There’s strategy here, especially if you play manually instead of using auto-battle. But even in combat, the resource grind looms large. Training troops takes time and supplies. Losing them in battle means more time rebuilding. Eventually, I started avoiding combat unless I was sure I could win.

That’s the paradox of Forge: it rewards smart play, but often punishes experimentation. One bad move can set you back a day’s worth of production. You end up min-maxing even the smallest decisions, like which road tile to delete.


Guild Life and Spreadsheet Diplomacy

By hour six, I’d built enough of a city to unlock guilds. Joining one was like walking into a high-functioning cult: charts, guides, Discord channels, and arcane wisdom about which Great Buildings were “worth leveling.” It was overwhelming and incredibly helpful.

Guilds are where Forge shifts from casual game to economic simulation. Contributing to others’ Great Buildings gives you blueprints and forge point rewards. The most valuable building? The Arc. It turns guild contributions into an investment game, multiplying your rewards if you can get one built.

But building the Arc requires goods from the Future Era. I was still in the Iron Age. Solution? Trade. Or more accurately, beg. I traded away half my city’s output and spent hours clicking through messages to secure the parts I needed. It felt like I was running a medieval hedge fund.

Still, once I got the Arc placed, everything changed.
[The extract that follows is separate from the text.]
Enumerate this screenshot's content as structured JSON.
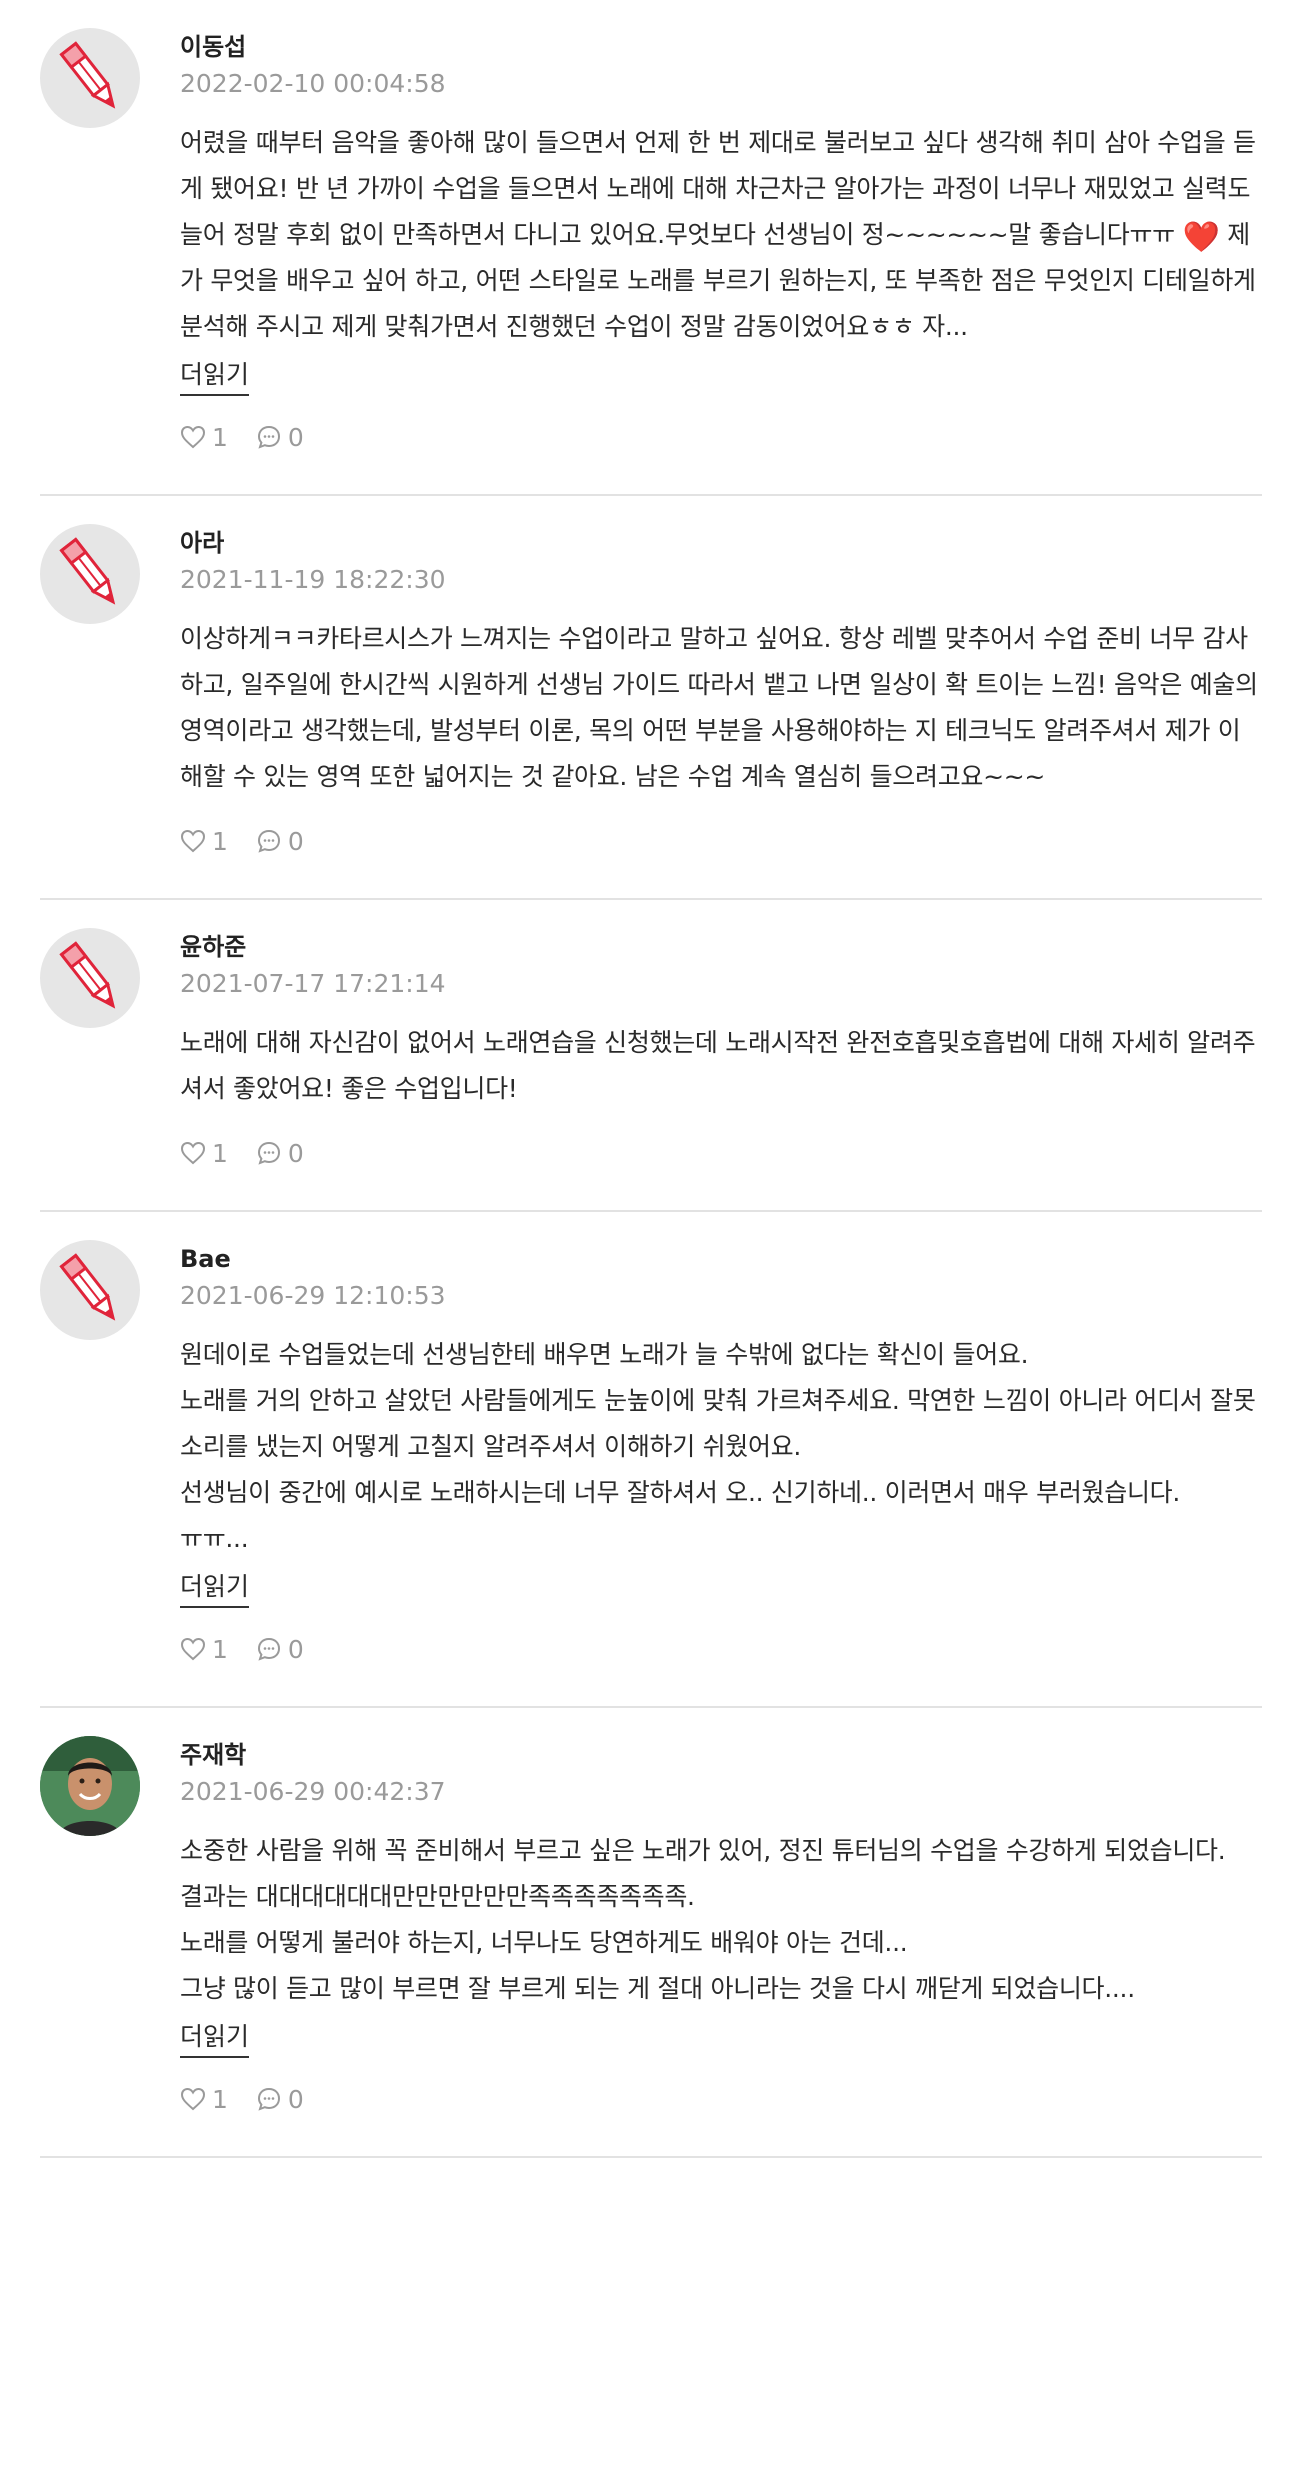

Forge points flowed faster. Progress sped up. And the guild, once a mysterious cabal, started to make sense. There’s a deep meta-game here, hidden behind the pixelated facade. But it takes commitment, and probably a spreadsheet.
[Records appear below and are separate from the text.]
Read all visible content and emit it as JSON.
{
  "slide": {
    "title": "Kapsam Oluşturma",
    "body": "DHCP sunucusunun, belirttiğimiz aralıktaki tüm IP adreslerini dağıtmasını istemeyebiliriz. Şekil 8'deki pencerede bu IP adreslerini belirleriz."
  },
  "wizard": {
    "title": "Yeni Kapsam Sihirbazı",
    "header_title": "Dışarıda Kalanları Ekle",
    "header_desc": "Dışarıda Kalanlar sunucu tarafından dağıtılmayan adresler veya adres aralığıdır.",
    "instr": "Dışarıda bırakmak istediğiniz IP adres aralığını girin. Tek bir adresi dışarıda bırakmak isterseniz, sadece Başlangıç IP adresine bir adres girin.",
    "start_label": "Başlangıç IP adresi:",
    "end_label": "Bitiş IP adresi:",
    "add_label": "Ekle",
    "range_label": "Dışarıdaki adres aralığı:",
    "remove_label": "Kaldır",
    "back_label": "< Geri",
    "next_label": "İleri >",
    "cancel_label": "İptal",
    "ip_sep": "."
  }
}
Events, Quests, and the Never-Ending To-Do List

To keep you logging in, Forge throws events at you like it’s running a medieval carnival. There’s always something happening: summer quests, fall festivals, soccer tournaments, whatever. These events offer unique buildings and rewards that are (shocker) extremely useful.

The catch? You’ll need to log in multiple times a day to complete the tasks. Some are simple: collect coins, fight a battle, research a tech. Others are absurdly specific: "Spend exactly 47 forge points, build three blacksmiths, and polish a neighbor’s statue during a full moon."

Okay, I made that last one up. But you get the idea.

These events are fun, but also a bit manipulative. You start planning your real-world schedule around forge point generation and quest timers. I found myself logging in during meetings just to click a button and not miss a daily bonus.

That’s when I realized: this game isn’t just about building an empire. It’s about building habits.


Progress, Paranoia, and the Slow Climb

After a few days, my city looked like something a Roman contractor might sketch during a fever dream. I had thatched-roof huts next to medieval breweries, next to futuristic shrines glowing with particle effects. That’s Forge: a historical mash-up held together by grid lines and pure stubbornness.

I had figured out how to loop production, time my forge points, and plan my next ten tech unlocks. I felt like a genius. But then I opened the world map and saw players with cities four times my size. They had fully maxed Great Buildings, armies from the Space Age, and guild ranks that looked like elite hacker groups.

That’s when paranoia kicked in. Was I behind? Was I wasting forge points? Should I be sniping Great Building rewards more aggressively? Should I start spending real money?

The answer, eventually, was no. I was fine. But the game does an excellent job of making you feel like you’re always one step behind. That’s the genius of its design—and also its most toxic trait.